The undeniable fact is that Section 6(g) and the FTC’s rulemaking authority has already been subject to an explicit dialogue between the judicial and legislative branches. “The long time failure of Congress to alter [a law] after it had been judicially construed, and the enactment by Congress of legislation which implicitly recognizes the judicial construction as effective, is persuasive of legislative recognition that the judicial construction is the correct one.” As the Court has explained, “This is the more so where . . . the application of the statute . . . has brought forth sharply conflicting views both on the Court and in Congress, and where after the matter has been fully brought to the attention of the public and the Congress, the latter has not seen fit to change the statute.” National Petroleum Refiners is such a precedent, properly treated today as “part of the warp and woof of the legislation.”

For all these reasons, the anonymous predictions given to Crane and reprinted here must be understood to be of very little value. We believe that a close look at the statutory text and relevant case law suggests that the deck that is stacked in favor of the Federal Trade Commission and its authority to promulgate trade rules.

Lev Menand is an Associate Professor of Law at Columbia Law School; Tim Wu is the Julius Silver Professor of Law, Science and Technology at Columbia Law School.

[i] The closest the piece comes to offering substantive support for these conclusions are the following statements:

— “[M]y rationale is that any agency rulemaking that’s a big enough deal to make the front page of the New York Times is likely going to be invalidated by the courts.”
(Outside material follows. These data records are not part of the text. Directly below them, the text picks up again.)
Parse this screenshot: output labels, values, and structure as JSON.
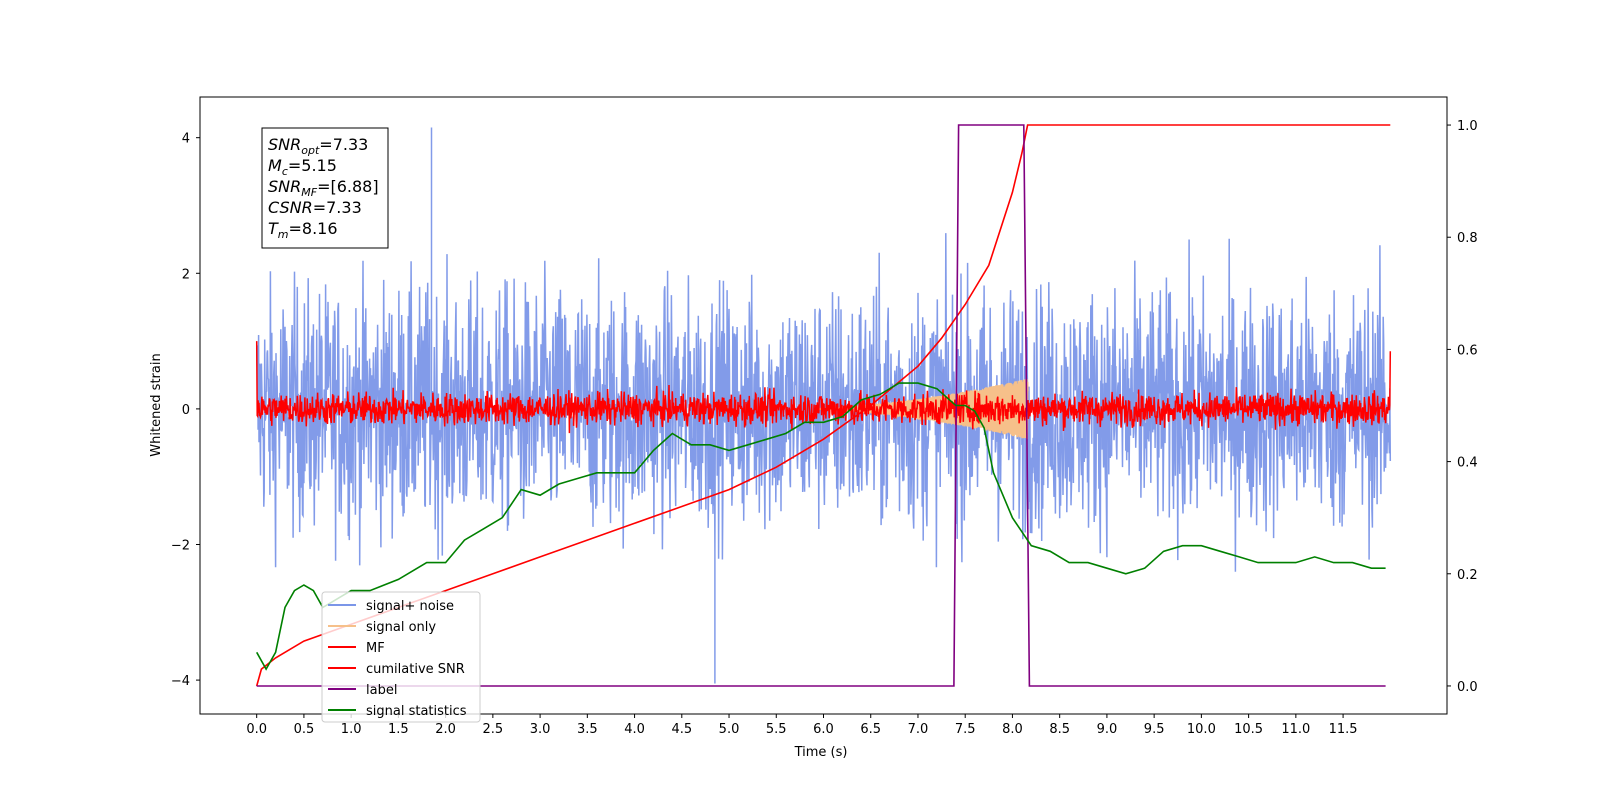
{
  "chart_data": {
    "type": "line",
    "xlabel": "Time (s)",
    "ylabel": "Whitened strain",
    "xlim": [
      -0.6,
      12.6
    ],
    "ylim": [
      -4.5,
      4.6
    ],
    "y2lim": [
      -0.05,
      1.05
    ],
    "xticks": [
      0.0,
      0.5,
      1.0,
      1.5,
      2.0,
      2.5,
      3.0,
      3.5,
      4.0,
      4.5,
      5.0,
      5.5,
      6.0,
      6.5,
      7.0,
      7.5,
      8.0,
      8.5,
      9.0,
      9.5,
      10.0,
      10.5,
      11.0,
      11.5
    ],
    "xtick_labels": [
      "0.0",
      "0.5",
      "1.0",
      "1.5",
      "2.0",
      "2.5",
      "3.0",
      "3.5",
      "4.0",
      "4.5",
      "5.0",
      "5.5",
      "6.0",
      "6.5",
      "7.0",
      "7.5",
      "8.0",
      "8.5",
      "9.0",
      "9.5",
      "10.0",
      "10.5",
      "11.0",
      "11.5"
    ],
    "yticks": [
      -4,
      -2,
      0,
      2,
      4
    ],
    "ytick_labels": [
      "−4",
      "−2",
      "0",
      "2",
      "4"
    ],
    "y2ticks": [
      0.0,
      0.2,
      0.4,
      0.6,
      0.8,
      1.0
    ],
    "y2tick_labels": [
      "0.0",
      "0.2",
      "0.4",
      "0.6",
      "0.8",
      "1.0"
    ],
    "stats_box": [
      {
        "base": "SNR",
        "sub": "opt",
        "value": "=7.33"
      },
      {
        "base": "M",
        "sub": "c",
        "value": "=5.15"
      },
      {
        "base": "SNR",
        "sub": "MF",
        "value": "=[6.88]"
      },
      {
        "base": "CSNR",
        "sub": "",
        "value": "=7.33"
      },
      {
        "base": "T",
        "sub": "m",
        "value": "=8.16"
      }
    ],
    "legend_position": "lower-left",
    "legend": [
      {
        "label": "signal+ noise",
        "color": "#7b96e8"
      },
      {
        "label": "signal only",
        "color": "#f6c08a"
      },
      {
        "label": "MF",
        "color": "#ff0000"
      },
      {
        "label": "cumilative SNR",
        "color": "#ff0000"
      },
      {
        "label": "label",
        "color": "#800080"
      },
      {
        "label": "signal statistics",
        "color": "#008000"
      }
    ],
    "series": [
      {
        "name": "signal+ noise",
        "axis": "left",
        "color": "#7b96e8",
        "style": "noise",
        "x_range": [
          0.0,
          12.0
        ],
        "amplitude_sd": 0.9,
        "min": -4.05,
        "max": 4.15
      },
      {
        "name": "signal only",
        "axis": "left",
        "color": "#f6c08a",
        "style": "chirp",
        "x_range": [
          5.9,
          8.16
        ],
        "peak_amplitude": 0.45
      },
      {
        "name": "MF",
        "axis": "left",
        "color": "#ff0000",
        "style": "noise",
        "x_range": [
          0.0,
          12.0
        ],
        "amplitude_sd": 0.12,
        "start_value": 1.0,
        "end_value": 0.85
      },
      {
        "name": "cumilative SNR",
        "axis": "right",
        "color": "#ff0000",
        "x": [
          0.0,
          0.05,
          0.2,
          0.5,
          1.0,
          1.5,
          2.0,
          2.5,
          3.0,
          3.5,
          4.0,
          4.5,
          5.0,
          5.5,
          6.0,
          6.5,
          7.0,
          7.25,
          7.5,
          7.75,
          8.0,
          8.1,
          8.16,
          9.0,
          10.0,
          11.0,
          12.0
        ],
        "y": [
          0.0,
          0.03,
          0.05,
          0.08,
          0.11,
          0.14,
          0.17,
          0.2,
          0.23,
          0.26,
          0.29,
          0.32,
          0.35,
          0.39,
          0.44,
          0.5,
          0.57,
          0.62,
          0.68,
          0.75,
          0.88,
          0.95,
          1.0,
          1.0,
          1.0,
          1.0,
          1.0
        ]
      },
      {
        "name": "label",
        "axis": "right",
        "color": "#800080",
        "x": [
          0.0,
          7.38,
          7.43,
          8.12,
          8.18,
          11.95
        ],
        "y": [
          0.0,
          0.0,
          1.0,
          1.0,
          0.0,
          0.0
        ]
      },
      {
        "name": "signal statistics",
        "axis": "right",
        "color": "#008000",
        "x": [
          0.0,
          0.1,
          0.2,
          0.3,
          0.4,
          0.5,
          0.6,
          0.7,
          0.8,
          0.9,
          1.0,
          1.2,
          1.5,
          1.8,
          2.0,
          2.2,
          2.4,
          2.6,
          2.8,
          3.0,
          3.2,
          3.4,
          3.6,
          3.8,
          4.0,
          4.2,
          4.4,
          4.5,
          4.6,
          4.8,
          5.0,
          5.2,
          5.4,
          5.6,
          5.8,
          6.0,
          6.2,
          6.4,
          6.6,
          6.8,
          7.0,
          7.2,
          7.4,
          7.5,
          7.6,
          7.7,
          7.8,
          8.0,
          8.2,
          8.4,
          8.6,
          8.8,
          9.0,
          9.2,
          9.4,
          9.6,
          9.8,
          10.0,
          10.2,
          10.4,
          10.6,
          10.8,
          11.0,
          11.2,
          11.4,
          11.6,
          11.8,
          11.95
        ],
        "y": [
          0.06,
          0.03,
          0.06,
          0.14,
          0.17,
          0.18,
          0.17,
          0.14,
          0.15,
          0.16,
          0.17,
          0.17,
          0.19,
          0.22,
          0.22,
          0.26,
          0.28,
          0.3,
          0.35,
          0.34,
          0.36,
          0.37,
          0.38,
          0.38,
          0.38,
          0.42,
          0.45,
          0.44,
          0.43,
          0.43,
          0.42,
          0.43,
          0.44,
          0.45,
          0.47,
          0.47,
          0.48,
          0.51,
          0.52,
          0.54,
          0.54,
          0.53,
          0.5,
          0.5,
          0.49,
          0.46,
          0.38,
          0.3,
          0.25,
          0.24,
          0.22,
          0.22,
          0.21,
          0.2,
          0.21,
          0.24,
          0.25,
          0.25,
          0.24,
          0.23,
          0.22,
          0.22,
          0.22,
          0.23,
          0.22,
          0.22,
          0.21,
          0.21
        ]
      }
    ]
  }
}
— “MQD grounds because it is retroactive, because the rule affects the contracts of 30 million, because contracts are perceived to be largely a matter of state law, and because employment is not the FTC’s ‘wheelhouse.’ They will say that the role belongs to the Department of Labor and the National Labor Relations.”

— “The justices’ constitutional and policy sympathies are likely to be engaged here, which means they’re more likely to stretch existing law to stop the rule.”

— “Someone will ask the FTC lawyer in court, devastatingly: ‘so, could the FTC just prohibit all horizontal mergers in markets where the HHI exceeds 1800 and save itself the hassle of merger review?’ Someone will also point out that the very recent UMC statement emphasizes the use of economic power and adverse impacts on competitive conditions, while the rule requires neither economic power nor economic effects.”

[ii] Some skeptics of trade regulation rules have offered such assessments. We engage with their arguments below.

[iii] The below section draws from the comment letter we wrote.